A review by candacesiegle_greedyreader
Damnation Spring by Ash Davidson

4.0

Set in the logging towns of Northern California in the late 1970's, this first novel is one of those books where you have to slog through a good quarter of the book until that magic moment when it takes off. Logging is a brutal and complex business and we hear way too much about it, engulfing the narrative like one of those mudflows that will later roll down hillsides. But then, the story takes off, the characters come alive and we are deep into this tale.
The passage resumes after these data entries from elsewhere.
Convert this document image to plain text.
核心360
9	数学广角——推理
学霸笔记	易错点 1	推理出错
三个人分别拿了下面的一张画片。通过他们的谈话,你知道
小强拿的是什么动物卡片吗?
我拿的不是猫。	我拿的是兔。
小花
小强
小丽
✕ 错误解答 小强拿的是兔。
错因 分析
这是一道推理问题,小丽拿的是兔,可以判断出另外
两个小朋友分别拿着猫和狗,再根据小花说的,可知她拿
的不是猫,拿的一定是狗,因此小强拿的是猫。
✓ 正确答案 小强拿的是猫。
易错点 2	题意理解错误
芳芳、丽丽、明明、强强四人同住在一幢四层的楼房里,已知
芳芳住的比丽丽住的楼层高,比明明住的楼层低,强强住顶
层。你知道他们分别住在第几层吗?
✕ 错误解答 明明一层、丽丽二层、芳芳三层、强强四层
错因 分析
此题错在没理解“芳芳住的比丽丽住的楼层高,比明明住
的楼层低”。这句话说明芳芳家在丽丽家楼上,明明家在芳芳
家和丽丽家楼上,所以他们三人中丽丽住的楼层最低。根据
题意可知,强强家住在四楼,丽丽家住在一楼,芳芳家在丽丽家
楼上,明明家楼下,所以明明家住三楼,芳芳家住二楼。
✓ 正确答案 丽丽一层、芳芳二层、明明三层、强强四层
Environmentalists (always referred to by locals as "hippies") are all over town, protesting logging of old growth redwoods. The locals don't like this at all--logging is all there is and all they know. The logging company is the one that gives them a clinic and a dentist, baby gifts, and family fish fries. These hippies are also looking at the water and whether pesticide spraying has poisoned the spring water. Colleen is a logging wife who helps deliver babies when women can't--or won't get to the clinic. She's seen too many miscarriages and serious birth defects recently, and one of the researchers is an old boyfriend from high school. She's happily married with a five year old, but has had eight miscarriages since Chub was born.

Once the story gets out of the woods, Ash Davidson describes strong, complex, believable families, a strong community threatened by what's to come, their fear, anger and frustration as their logging lands become a state park.

Stick with "Damnation Spring" through that first quarter and it will pay off. Ash Davidson is an author to watch and I look forward to her next novel.